Sunday, March 24, 2019

European Oil Margins Sink, but Recovery Expected in 2018

Posted by December 6, 2017

Benchmark European oil refining margins, sank to a 15-month low on Wednesday, pressured by weakness in the gasoline market, but traders are betting on a recovery in the coming months as refinery maintenance is likely to tighten supplies.

The refining margin, a measure of the profit refiners can theoretically make from converting a barrel of crude into oil products, was trading at below $4 a barrel on Wednesday, according to Reuters calculations, near a low not seen since September 2016.

Gasoline barge margins in northwest Europe were down to their lowest since mid-March 2016 on Tuesday at around $5.30 a barrel.

"It's U.S. gasoline driven," one European trader said to account for the weakness in gasoline.

Demand for Europe's gasoline from the United States, a major export region for European sellers, has been weak due to high stocks and slow consumption over the winter months.

Data from the U.S. Energy Information Administration showed gasoline stocks rose 6.8 million barrels last week, compared with Reuters poll forecast for a 1.7 million-barrel gain.

Over the past few weeks, unusually strong demand for European gasoline from the Middle East and Asia Pacific helped to support margins, but more recently this demand has started to wane, traders said.

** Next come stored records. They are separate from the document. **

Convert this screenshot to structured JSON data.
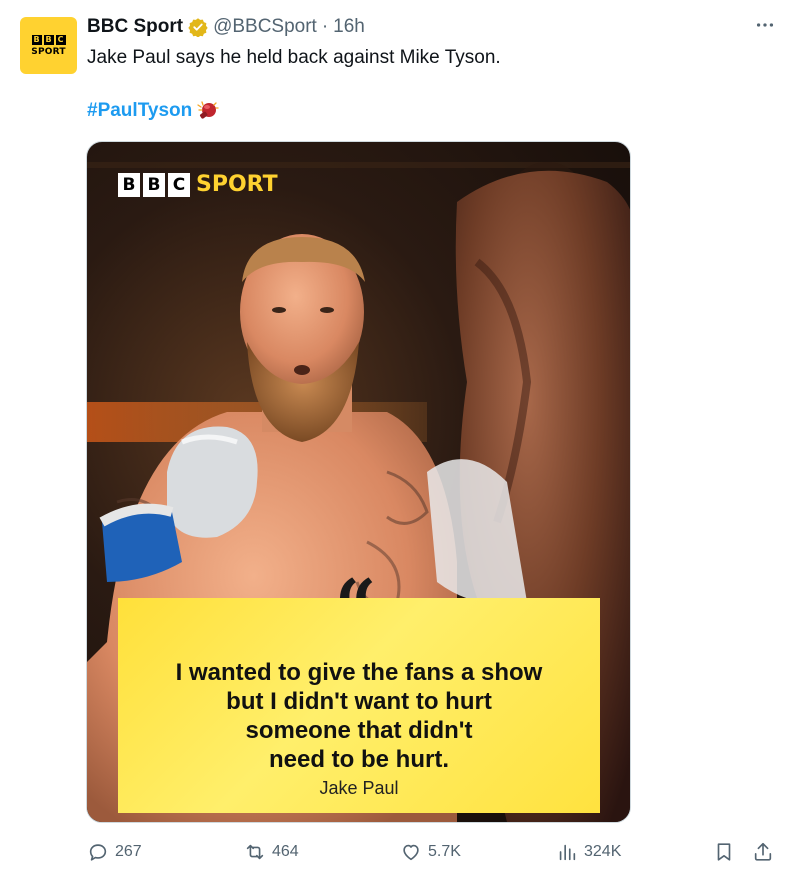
{
  "tweet": {
    "author_name": "BBC Sport",
    "handle": "@BBCSport",
    "separator": "·",
    "time": "16h",
    "text": "Jake Paul says he held back against Mike Tyson.",
    "hashtag": "#PaulTyson",
    "avatar": {
      "bbc_letters": [
        "B",
        "B",
        "C"
      ],
      "sport": "SPORT"
    }
  },
  "media": {
    "logo": {
      "letters": [
        "B",
        "B",
        "C"
      ],
      "word": "SPORT"
    },
    "quote_mark": "“",
    "quote_lines": [
      "I wanted to give the fans a show",
      "but I didn't want to hurt",
      "someone that didn't",
      "need to be hurt."
    ],
    "quote_author": "Jake Paul"
  },
  "actions": {
    "replies": "267",
    "reposts": "464",
    "likes": "5.7K",
    "views": "324K"
  },
  "icons": {
    "more": "more-icon",
    "verified": "verified-badge-icon",
    "reply": "reply-icon",
    "repost": "repost-icon",
    "like": "heart-icon",
    "views": "views-icon",
    "bookmark": "bookmark-icon",
    "share": "share-icon"
  },
  "colors": {
    "link": "#1d9bf0",
    "secondary_text": "#536471",
    "brand_yellow": "#ffd230",
    "verified_gold": "#e2b719"
  }
}
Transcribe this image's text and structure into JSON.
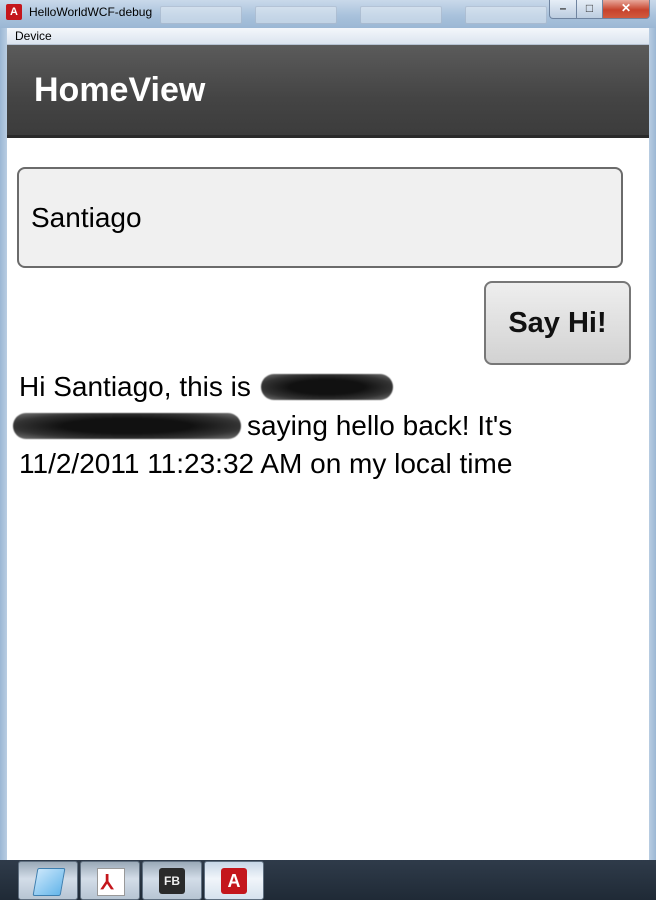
{
  "window": {
    "title": "HelloWorldWCF-debug",
    "app_icon_glyph": "A",
    "min_glyph": "–",
    "max_glyph": "□",
    "close_glyph": "✕"
  },
  "menubar": {
    "device_label": "Device"
  },
  "header": {
    "title": "HomeView"
  },
  "form": {
    "name_value": "Santiago",
    "say_hi_label": "Say Hi!"
  },
  "response": {
    "part1": "Hi Santiago, this is",
    "part2": "saying hello back! It's",
    "part3": "11/2/2011 11:23:32 AM on my local time"
  },
  "taskbar": {
    "items": [
      {
        "icon": "notepad-icon"
      },
      {
        "icon": "pdf-icon",
        "glyph": "⅄"
      },
      {
        "icon": "flash-builder-icon",
        "glyph": "FB"
      },
      {
        "icon": "adobe-air-icon",
        "glyph": "A"
      }
    ]
  },
  "colors": {
    "header_bg": "#444444",
    "input_bg": "#f0f0f0",
    "button_bg": "#dedede",
    "air_red": "#c4161c"
  }
}
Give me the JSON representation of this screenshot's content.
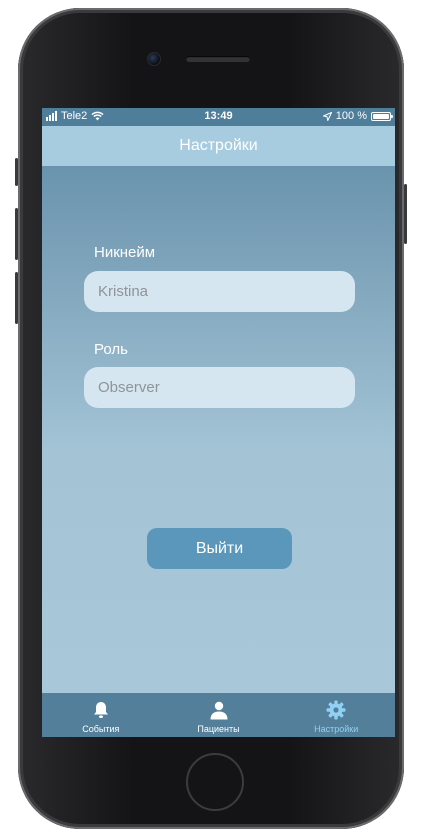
{
  "status_bar": {
    "carrier": "Tele2",
    "time": "13:49",
    "battery": "100 %"
  },
  "nav": {
    "title": "Настройки"
  },
  "form": {
    "nickname_label": "Никнейм",
    "nickname_placeholder": "Kristina",
    "role_label": "Роль",
    "role_placeholder": "Observer"
  },
  "logout_label": "Выйти",
  "tabs": [
    {
      "label": "События",
      "icon": "bell-icon",
      "active": false
    },
    {
      "label": "Пациенты",
      "icon": "person-icon",
      "active": false
    },
    {
      "label": "Настройки",
      "icon": "gear-icon",
      "active": true
    }
  ],
  "colors": {
    "nav_bar": "#a7cbdf",
    "tab_bar": "#547f9a",
    "active_tab": "#8fd0f4",
    "button": "#5b97bb"
  }
}
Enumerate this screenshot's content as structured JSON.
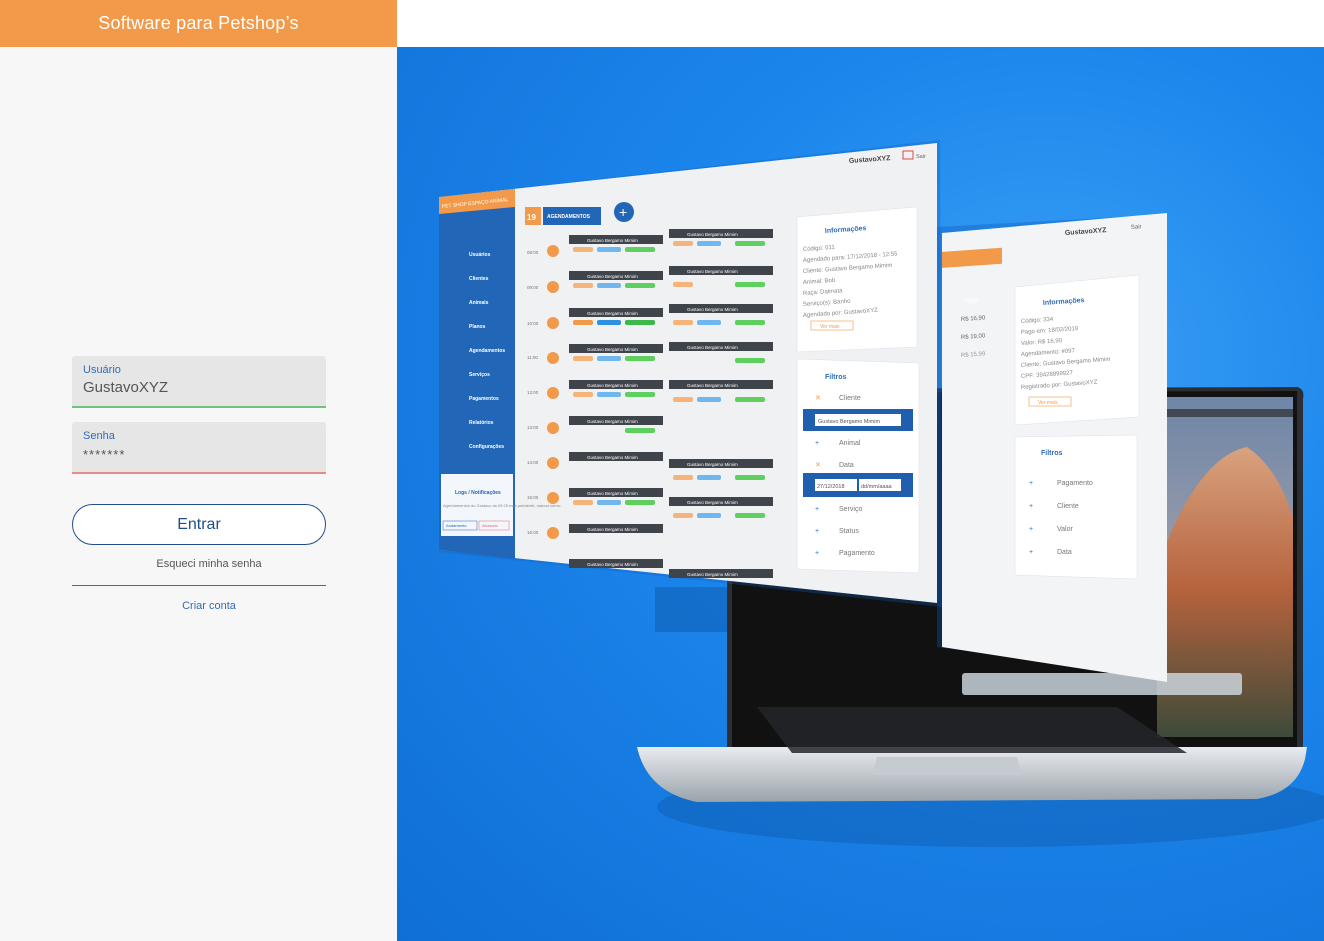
{
  "header": {
    "title": "Software para Petshop’s"
  },
  "login": {
    "user_label": "Usuário",
    "user_value": "GustavoXYZ",
    "pass_label": "Senha",
    "pass_value": "*******",
    "submit_label": "Entrar",
    "forgot_label": "Esqueci minha senha",
    "create_label": "Criar conta"
  },
  "mockup": {
    "brand": "PET SHOP ESPAÇO ANIMAL",
    "user_name": "GustavoXYZ",
    "logout_label": "Sair",
    "day_number": "19",
    "section_title": "AGENDAMENTOS",
    "menu": [
      "Usuários",
      "Clientes",
      "Animais",
      "Planos",
      "Agendamentos",
      "Serviços",
      "Pagamentos",
      "Relatórios",
      "Configurações"
    ],
    "logs": {
      "title": "Logs / Notificações",
      "text": "Agendamentos do Gustavo às 09:25 está pendente, marcar como:",
      "btn_a": "Andamento",
      "btn_b": "Atrasado"
    },
    "times": [
      "08:00",
      "09:00",
      "10:00",
      "11:00",
      "12:00",
      "13:00",
      "14:00",
      "15:00",
      "16:00"
    ],
    "card_name": "Gustavo Bergamo Mimim",
    "info": {
      "title": "Informações",
      "lines": [
        "Código: 011",
        "Agendado para: 17/12/2018 - 12:55",
        "Cliente: Gustavo Bergamo Mimim",
        "Animal: Bob",
        "Raça: Dalmata",
        "Serviço(s): Banho",
        "Agendado por: GustavoXYZ"
      ],
      "more": "Ver mais"
    },
    "filters": {
      "title": "Filtros",
      "items": [
        "Cliente",
        "Animal",
        "Data",
        "Serviço",
        "Status",
        "Pagamento"
      ],
      "client_value": "Gustavo Bergamo Mimim",
      "date_from": "27/12/2018",
      "date_to": "dd/mm/aaaa"
    },
    "second": {
      "user_name": "GustavoXYZ",
      "logout_label": "Sair",
      "col_title": "Valor",
      "values": [
        "R$ 16,90",
        "R$ 19,00",
        "R$ 15,99"
      ],
      "info_title": "Informações",
      "lines": [
        "Código: 334",
        "Pago em: 18/02/2019",
        "Valor: R$ 16,90",
        "Agendamento: #097",
        "Cliente: Gustavo Bergamo Mimim",
        "CPF: 39428899927",
        "Registrado por: GustavoXYZ"
      ],
      "more": "Ver mais",
      "filters_title": "Filtros",
      "filters": [
        "Pagamento",
        "Cliente",
        "Valor",
        "Data"
      ]
    }
  },
  "colors": {
    "orange": "#f29a4a",
    "blue": "#1c86ec",
    "navy": "#1f4f8a"
  }
}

Demand from these two regions was spurred mainly by a busy refinery maintenance schedule over the coming months which is expected to reduce their domestic gasoline production.

More recently, West African demand for European gasoline has strengthened with over 450,000 tonnes booked on a provisional basis on this route, according to traders and shipping data, limiting further losses in margins.

The weakness in the physical market is so far not being reflected in the paper market, which suggests traders are expecting a rebound in gasoline margins in the coming months as global refinery turnarounds tighten the market.

Refiners are unlikely to make changes to their production schedules in the light of the weakening margins for now, traders said.

"Q12018 margins have barely moved," another trader said. "Certainly you'd need to see Q12018 margins come off more," he added.

"Margins have been strong for a long time but with low stocks this doesn't seem like the right time to cut runs," a third trader said.

Unlike gasoline, diesel refining margins have remained relatively strong due to tighter stocks in the Atlantic basin.

Although prompt December diesel prices are trading at a discount to the February contract, in what is known as contango, the contracts further forward are trading at higher values as far as September, reflecting the expected tightening of the market.

Global refinery maintenance is expected to gradually rise in the coming months to reach over 5 million barrels per day in March, according to forecasts from consultancy Energy Aspects. Around 2 million bpd of the work will take place in Asia.